What You Really Need To Give Up For Lent
Last Sunday after the worship service, people were filing out the door of my church as I was shaking hands and greeting them as they did.
As they were leaving, one of my church members told me that they appreciated the sermon and that we were talking about what needed to be "undone" in our lives in order to more fully follow Jesus.
But then he said, "We probably ought to be talking about giving up some other things for Lent, though." I asked him what he meant exactly, and he replied, "Maybe we could talk about giving up racism, bigotry, and homophobia for Lent... just for starters."
What I didn't have time to tell him before he left was that he had basically just planned my sermon series for Lent next year. Why next year? Well, for starters my sermons are already planned for this year, and there's plenty of good stuff in them that I believe we all need to hear.
[And listen, if you don't attend my church you can still watch the sermons each week--you can access them from my church website: http://www.shpc.org/sermons/]
And here's the second reason why I can feel confident about waiting until a year from now, and it's a sad one: All of those things that my church member mentioned will still be things that Christians need to give up if they want to embody Jesus to the world.
I read a very convicting statement by Richard Rohr this week that still has me on my heels:
The world no longer trusts Christians who "love Jesus" but do not seem to love anything else.That hurts, right? It's true, though. I think so many of us who call ourselves Christians have lost the ability to properly bear witness to the great love and grace of God through Jesus. We might claim to "love Jesus," but live without any evidence that we can actually love like Jesus.
And I know firsthand just how hard it is to love people who we have deemed unlovable--either because of our own prejudice or perhaps our difficult experiences with them in the past.
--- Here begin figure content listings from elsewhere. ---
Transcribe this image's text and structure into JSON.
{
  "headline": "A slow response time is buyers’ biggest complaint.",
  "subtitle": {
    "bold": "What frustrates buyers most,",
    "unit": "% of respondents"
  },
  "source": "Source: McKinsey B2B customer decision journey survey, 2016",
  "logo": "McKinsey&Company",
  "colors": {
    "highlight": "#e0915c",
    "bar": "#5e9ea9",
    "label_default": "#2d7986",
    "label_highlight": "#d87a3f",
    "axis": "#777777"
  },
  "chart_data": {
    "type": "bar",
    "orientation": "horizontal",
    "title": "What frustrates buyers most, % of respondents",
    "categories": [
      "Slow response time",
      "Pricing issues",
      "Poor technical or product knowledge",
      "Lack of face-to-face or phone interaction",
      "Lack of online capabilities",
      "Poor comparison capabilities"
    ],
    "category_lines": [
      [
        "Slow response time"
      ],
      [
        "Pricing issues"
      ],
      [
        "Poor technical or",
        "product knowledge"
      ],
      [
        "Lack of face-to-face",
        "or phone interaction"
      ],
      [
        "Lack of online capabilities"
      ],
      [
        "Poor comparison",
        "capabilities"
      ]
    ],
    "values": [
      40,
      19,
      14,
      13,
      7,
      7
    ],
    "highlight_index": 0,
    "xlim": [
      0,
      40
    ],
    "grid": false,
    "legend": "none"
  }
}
However, those of us who claim to follow Jesus don't get a pass. We have a direct call to a deeper kind of love and faithfulness that is echoed bluntly in the New Testament letter of 1 John:
But anyone who hates a brother or sister is in the darkness and walks around in the darkness. They do not know where they are going, because the darkness has blinded them.During this season of Lent, begin to practice what it would look like to let go of all of your attachments to anger, distrust and hard feelings toward the difficult people in your life or in the culture around you. Let yourself see them as God sees them, and let your heart be broken for them.
And in so doing you may very well let them know that you not only love Jesus, but you desire to love like Him, too.